The difference in our solutions is that mine will potentially not evaluate some code until necessary (with the downside that those things will likely be re-evaluated every time it is needed) whereas with your solution those things will be evaluated at start-up time (slowing down the startup) and kept in memory (increasing memory usage), with the upside that it might be faster to re-use on every need.

These last differences will unlikely be noticed, but I think that the more you use this approach in an Elm app (up to using it everywhere) and the bigger your app is, the longer the initial startup time will be and the more memory the app will take. Though as always with performance: Benchmark before you try evaluate things and I will admit I have not benchmarked any of this.

My main concern with such an approach (and with almost all solutions that aim to reduce boilerplate) is how much you lose in flexibility, because the solution against boilerplate is using abstractions, and abstractions have a potential cost. Everything depends, so go for these solutions when you’re pretty darn sure what you are working with can be abstracted as you have done, and that it will likely not change, then cross your fingers.

This post suggests that cable (or wire) harness might be a better term that boilerplate.

According to wikipediate, Boilerplate text is

is any written text (copy) that can be reused in new contexts or applications without significant changes to the original. The term is used in reference to statements, contracts and computer code, and is used in the media to refer to hackneyed or unoriginal writing.
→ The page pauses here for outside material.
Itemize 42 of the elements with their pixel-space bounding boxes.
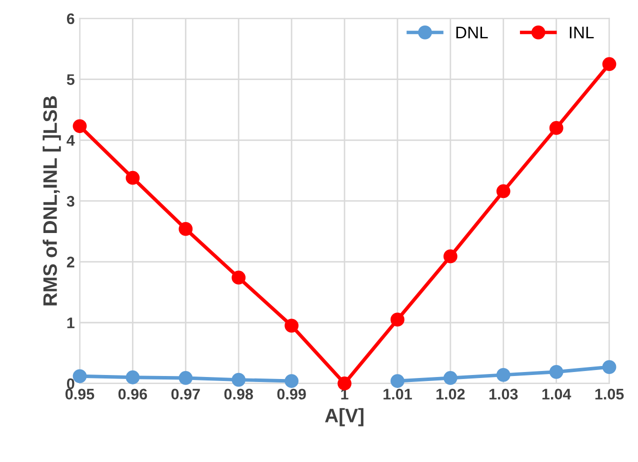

I don’t like the idea that a change to computer code isn’t significant. Perhaps there’s a better term that boilerplate. I suggest:

We are used to the idea of a test harness. According to wikipedia, a cable harness has terminals that allow it to be connected to the electrical components, and often a cable harness is subject to electrical tests after manufacture.

This is a sound concern, which influenced me to think of cable (or wire) harness as a better analogy than boilerplate. It has an element of skill and creativity associated with it, that the term boilerplate does not. Sometimes the connection logic is not simple, particularly if there are problems in getting the types consistent.

The cable harness analogy resonates strongly with me as I spent my first 4 years out of public school building them for aircraft. There were multiple times where we attempted to automate, in essence, portions of the process but it was rare that it was possible or practical to do so.

This in particular is so true. The most skilled of my coworkers at the time I always compared to artists because their final work was always one of a kind and immaculate.